Cleaning wise, just to see what you have, try just standard glycerine soap. Or even a damp rag just to take the dust off it. 

Good luck girl! I think you are going to love it!


----------



## Brighteyes (Mar 8, 2009)

Wow! It's like a sign! You rode in that _very_ same model _and_ rode walkers with it. :shock: 


From what you describe, it sounds perfect for distance. Places to put stuff, keeps the horse cool, and should fit me -- I'm 5.1 and 150 pounds with with a high tolerance for discomfort in the event my butt is a little too large--, and that English saddle-esque feel I can't find in most endurance saddles. 

I'm amazed it is in such good condition. It was in the corner of an old barn; it probably hadn't been touched in decades. The leather is more supple than most bridles I dig up in the back of my tack room, and the buckles aren't even rusted into a fixed position. 

I'll have to see if it'll fit Baby Girl... She's of average roundness. If it does, I just got a new endurance saddle. The funny thing is I've been complaining about my saddle for the past week and just started my new saddle fund with the 40 bucks I got today, an hour before my granddad arrived with this saddle.

Can we say most awesome tack discovery ever?


----------



## corinowalk (Apr 26, 2010)

Oh I am so jealous girl! 

I know how much I loved riding in that saddle!


----------



## Reiterin (Mar 28, 2010)

I think that is very cool! now you'll just need to find a civil war/cavalry re-enactment group to join.


----------



## luvs2ride1979 (Nov 9, 2007)

An 11" seat was actually a "medium" sized Military saddle. A 12" seat was a "large." I believe an 11" is equivalent to a 14" western saddle or 16-16.5" English.

I agree, have it professionally restored. It's either in amazing condition, or was restored at one time, long ago. Cool find!


----------



## Brighteyes (Mar 8, 2009)

Oh, Cori, I'm excited!

If I get it restored by a pro, will they be able to re-attach the pieces of leather that have broken off? I have every piece of it, but they're just snapped cleanly off. 

Ooh! I wanna dress as a WW1 solider. Did they ride pintos, cause that's all I got?


----------



## corinowalk (Apr 26, 2010)

A good professional will be able to either repair the leather you have or match, dye and cut leather to match the saddle. 

I tried to find a picture of me riding in that saddle and I just haven't dug deep enough yet! LOL


----------



## smrobs (Jul 30, 2008)

Wow, what a find!! It appears to be in amazingly good condition, especially considering it's age. But, of course, back then they made stuff to last forever, not like so much of the workmanship we see today. You'll have to share some pictures after you get it fixed up.


----------



## Brighteyes (Mar 8, 2009)

Dig deeper, Cori! I wanna see one what it's supose to look like in rideable condition. 
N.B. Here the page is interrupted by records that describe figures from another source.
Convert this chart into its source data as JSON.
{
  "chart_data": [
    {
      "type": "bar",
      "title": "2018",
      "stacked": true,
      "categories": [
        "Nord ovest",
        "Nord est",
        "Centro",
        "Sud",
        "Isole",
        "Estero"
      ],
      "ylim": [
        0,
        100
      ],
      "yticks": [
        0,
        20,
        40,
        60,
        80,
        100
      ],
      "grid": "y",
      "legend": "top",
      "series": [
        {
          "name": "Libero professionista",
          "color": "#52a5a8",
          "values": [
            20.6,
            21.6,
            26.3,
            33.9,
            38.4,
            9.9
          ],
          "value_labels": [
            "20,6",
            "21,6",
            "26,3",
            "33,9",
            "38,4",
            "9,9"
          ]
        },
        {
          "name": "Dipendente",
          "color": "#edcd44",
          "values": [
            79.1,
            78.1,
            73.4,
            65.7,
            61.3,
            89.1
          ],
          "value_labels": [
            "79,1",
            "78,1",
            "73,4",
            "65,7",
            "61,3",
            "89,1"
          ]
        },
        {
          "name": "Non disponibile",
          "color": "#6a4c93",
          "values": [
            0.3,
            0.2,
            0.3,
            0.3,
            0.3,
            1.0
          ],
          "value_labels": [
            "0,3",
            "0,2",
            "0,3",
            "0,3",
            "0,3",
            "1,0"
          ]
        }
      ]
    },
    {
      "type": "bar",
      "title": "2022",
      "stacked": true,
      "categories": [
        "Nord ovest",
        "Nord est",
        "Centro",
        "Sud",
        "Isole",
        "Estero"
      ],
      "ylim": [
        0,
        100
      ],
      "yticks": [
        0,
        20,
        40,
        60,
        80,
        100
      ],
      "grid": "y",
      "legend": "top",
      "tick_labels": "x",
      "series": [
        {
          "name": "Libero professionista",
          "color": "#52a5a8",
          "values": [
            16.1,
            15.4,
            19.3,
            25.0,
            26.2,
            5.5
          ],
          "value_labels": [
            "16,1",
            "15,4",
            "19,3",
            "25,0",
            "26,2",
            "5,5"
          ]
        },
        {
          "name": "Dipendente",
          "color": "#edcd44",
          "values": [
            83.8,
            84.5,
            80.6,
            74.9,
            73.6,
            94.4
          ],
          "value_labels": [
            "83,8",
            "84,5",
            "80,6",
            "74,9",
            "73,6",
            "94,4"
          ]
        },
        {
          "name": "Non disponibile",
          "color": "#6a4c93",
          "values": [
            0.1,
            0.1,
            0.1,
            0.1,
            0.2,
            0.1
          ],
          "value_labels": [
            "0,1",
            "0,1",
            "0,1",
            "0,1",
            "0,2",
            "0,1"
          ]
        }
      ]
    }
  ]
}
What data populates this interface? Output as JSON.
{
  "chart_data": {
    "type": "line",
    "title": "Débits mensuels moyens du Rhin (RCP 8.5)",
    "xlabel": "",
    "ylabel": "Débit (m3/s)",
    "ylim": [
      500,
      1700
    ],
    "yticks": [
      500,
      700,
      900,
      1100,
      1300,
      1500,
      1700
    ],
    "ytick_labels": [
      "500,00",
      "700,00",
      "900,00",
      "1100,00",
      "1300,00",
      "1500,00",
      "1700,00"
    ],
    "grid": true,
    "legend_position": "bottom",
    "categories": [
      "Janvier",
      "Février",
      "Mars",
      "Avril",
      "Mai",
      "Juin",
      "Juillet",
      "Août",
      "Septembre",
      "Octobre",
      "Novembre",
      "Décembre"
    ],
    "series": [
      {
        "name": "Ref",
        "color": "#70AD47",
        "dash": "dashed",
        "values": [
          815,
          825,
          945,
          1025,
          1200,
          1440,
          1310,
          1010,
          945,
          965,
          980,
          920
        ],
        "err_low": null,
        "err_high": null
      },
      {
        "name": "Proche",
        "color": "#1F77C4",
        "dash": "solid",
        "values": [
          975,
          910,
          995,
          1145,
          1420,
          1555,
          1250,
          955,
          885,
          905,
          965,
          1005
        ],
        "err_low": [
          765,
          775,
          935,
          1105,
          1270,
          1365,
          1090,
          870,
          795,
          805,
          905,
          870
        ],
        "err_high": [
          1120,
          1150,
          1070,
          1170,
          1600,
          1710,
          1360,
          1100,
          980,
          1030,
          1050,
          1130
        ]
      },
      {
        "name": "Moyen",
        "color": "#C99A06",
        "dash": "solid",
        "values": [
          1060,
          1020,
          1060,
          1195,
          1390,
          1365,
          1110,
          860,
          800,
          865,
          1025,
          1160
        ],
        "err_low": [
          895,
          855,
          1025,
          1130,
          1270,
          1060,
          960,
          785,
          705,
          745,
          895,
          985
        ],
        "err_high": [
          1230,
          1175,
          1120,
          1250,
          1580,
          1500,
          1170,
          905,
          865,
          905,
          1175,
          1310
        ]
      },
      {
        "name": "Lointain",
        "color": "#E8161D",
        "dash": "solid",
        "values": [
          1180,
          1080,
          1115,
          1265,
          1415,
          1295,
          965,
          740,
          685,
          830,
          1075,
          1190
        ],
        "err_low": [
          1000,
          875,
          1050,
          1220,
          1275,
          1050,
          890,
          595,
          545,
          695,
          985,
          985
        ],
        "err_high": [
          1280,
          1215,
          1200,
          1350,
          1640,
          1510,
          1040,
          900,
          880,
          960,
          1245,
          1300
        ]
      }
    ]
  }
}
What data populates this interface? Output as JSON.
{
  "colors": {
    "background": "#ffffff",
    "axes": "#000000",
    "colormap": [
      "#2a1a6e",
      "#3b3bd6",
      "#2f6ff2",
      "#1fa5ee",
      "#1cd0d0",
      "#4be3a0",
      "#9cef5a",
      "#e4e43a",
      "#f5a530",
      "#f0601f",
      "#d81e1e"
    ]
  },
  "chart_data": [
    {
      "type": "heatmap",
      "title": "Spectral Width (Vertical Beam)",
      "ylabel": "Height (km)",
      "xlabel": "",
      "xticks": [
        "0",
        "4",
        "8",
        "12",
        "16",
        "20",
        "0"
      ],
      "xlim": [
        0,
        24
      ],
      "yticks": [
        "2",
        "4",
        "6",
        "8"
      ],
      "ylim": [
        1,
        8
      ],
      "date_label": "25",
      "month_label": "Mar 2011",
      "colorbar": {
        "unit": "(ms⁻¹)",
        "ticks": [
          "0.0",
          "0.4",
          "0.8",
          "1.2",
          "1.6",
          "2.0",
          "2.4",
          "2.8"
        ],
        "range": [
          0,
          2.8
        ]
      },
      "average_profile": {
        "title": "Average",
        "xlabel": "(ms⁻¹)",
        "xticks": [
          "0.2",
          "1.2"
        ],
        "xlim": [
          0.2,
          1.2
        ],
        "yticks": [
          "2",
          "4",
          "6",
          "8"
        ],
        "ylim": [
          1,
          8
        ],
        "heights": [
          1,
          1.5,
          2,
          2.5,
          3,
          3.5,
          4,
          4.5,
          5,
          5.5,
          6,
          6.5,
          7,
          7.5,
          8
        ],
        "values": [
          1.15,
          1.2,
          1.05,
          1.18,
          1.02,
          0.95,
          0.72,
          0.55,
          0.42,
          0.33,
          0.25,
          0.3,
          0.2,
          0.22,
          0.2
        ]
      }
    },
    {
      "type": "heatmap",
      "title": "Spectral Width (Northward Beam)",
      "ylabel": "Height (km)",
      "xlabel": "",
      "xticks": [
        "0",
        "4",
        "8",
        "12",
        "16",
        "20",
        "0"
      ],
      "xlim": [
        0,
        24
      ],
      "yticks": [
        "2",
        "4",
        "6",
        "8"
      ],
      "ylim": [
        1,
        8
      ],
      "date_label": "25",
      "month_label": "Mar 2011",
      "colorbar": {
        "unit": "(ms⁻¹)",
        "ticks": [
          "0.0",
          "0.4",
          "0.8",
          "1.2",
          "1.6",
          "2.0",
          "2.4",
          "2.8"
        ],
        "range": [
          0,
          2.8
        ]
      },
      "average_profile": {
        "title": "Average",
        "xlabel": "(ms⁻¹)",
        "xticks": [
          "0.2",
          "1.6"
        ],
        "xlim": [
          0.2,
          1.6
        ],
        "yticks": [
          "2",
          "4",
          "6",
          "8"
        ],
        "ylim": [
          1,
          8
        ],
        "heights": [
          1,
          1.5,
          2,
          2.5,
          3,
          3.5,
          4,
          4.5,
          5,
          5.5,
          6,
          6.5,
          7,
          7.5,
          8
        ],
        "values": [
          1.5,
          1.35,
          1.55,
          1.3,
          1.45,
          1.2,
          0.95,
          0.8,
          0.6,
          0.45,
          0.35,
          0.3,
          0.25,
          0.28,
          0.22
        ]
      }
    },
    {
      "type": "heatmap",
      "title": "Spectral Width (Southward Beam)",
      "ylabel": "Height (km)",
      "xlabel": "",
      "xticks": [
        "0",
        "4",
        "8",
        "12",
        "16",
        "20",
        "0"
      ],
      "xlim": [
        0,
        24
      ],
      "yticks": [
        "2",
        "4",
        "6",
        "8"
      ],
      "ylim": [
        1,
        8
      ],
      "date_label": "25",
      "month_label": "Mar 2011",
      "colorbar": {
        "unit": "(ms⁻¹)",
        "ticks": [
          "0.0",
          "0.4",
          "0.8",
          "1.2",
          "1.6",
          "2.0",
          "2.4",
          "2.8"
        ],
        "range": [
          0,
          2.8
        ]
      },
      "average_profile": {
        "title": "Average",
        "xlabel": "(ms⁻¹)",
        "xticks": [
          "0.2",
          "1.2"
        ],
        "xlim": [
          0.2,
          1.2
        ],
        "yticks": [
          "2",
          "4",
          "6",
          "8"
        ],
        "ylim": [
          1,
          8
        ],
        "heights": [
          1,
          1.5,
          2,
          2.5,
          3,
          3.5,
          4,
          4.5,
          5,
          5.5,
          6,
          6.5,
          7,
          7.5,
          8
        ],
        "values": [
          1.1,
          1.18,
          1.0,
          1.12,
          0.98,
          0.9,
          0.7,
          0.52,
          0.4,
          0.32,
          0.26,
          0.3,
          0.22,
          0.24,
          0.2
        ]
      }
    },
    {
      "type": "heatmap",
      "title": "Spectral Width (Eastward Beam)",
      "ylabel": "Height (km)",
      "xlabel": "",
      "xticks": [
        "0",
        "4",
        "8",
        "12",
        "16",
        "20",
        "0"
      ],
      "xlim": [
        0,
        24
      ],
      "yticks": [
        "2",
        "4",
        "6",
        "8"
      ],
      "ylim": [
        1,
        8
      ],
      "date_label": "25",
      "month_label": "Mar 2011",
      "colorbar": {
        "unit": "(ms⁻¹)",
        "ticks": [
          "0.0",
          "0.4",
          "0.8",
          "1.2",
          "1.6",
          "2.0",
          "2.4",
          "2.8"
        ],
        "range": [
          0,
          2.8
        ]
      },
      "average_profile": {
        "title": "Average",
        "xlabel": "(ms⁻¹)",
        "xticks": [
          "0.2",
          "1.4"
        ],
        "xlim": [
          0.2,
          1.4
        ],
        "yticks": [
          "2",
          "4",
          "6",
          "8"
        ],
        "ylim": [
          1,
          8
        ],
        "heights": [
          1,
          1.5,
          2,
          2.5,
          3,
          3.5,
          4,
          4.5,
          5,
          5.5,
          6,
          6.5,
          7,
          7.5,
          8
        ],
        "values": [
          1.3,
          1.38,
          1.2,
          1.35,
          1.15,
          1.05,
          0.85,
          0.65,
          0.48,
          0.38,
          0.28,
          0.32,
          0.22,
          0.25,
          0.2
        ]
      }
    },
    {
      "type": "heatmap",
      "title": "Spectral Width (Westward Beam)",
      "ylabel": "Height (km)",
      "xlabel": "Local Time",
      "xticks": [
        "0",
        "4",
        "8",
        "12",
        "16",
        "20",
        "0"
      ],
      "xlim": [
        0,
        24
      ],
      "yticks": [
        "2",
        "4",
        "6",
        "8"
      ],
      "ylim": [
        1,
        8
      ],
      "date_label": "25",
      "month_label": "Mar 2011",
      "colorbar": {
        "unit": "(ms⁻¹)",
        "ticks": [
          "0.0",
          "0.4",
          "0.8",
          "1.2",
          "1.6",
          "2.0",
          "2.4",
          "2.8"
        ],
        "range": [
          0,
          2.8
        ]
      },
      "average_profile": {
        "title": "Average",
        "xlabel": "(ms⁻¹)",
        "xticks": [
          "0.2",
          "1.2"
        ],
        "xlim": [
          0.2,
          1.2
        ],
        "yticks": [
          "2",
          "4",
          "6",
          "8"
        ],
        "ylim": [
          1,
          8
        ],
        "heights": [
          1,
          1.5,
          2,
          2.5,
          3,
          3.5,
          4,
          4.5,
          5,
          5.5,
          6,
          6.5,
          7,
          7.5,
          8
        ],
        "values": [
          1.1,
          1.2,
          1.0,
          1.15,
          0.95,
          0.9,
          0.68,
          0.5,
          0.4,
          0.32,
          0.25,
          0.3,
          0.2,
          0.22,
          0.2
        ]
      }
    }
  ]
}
Also, I took the girth off yesterday to clean it and forgot how to put it back on, so if you have pictures from the side... 


Yep! That thing has to be amazing quality if it survived so long and so well. That means I can beat it up all over again and it should survive. I'm very rough on my tack.


----------



## Reiterin (Mar 28, 2010)

Brighteyes said:


> Ooh! I wanna dress as a WW1 solider. Did they ride pintos, cause that's all I got?


I don't know about WWI - apparently during the civil war they were not really used though. 10th New York Cavalry: Frequently Asked Questions 
but who cares! I say dress up and have fun! =)


----------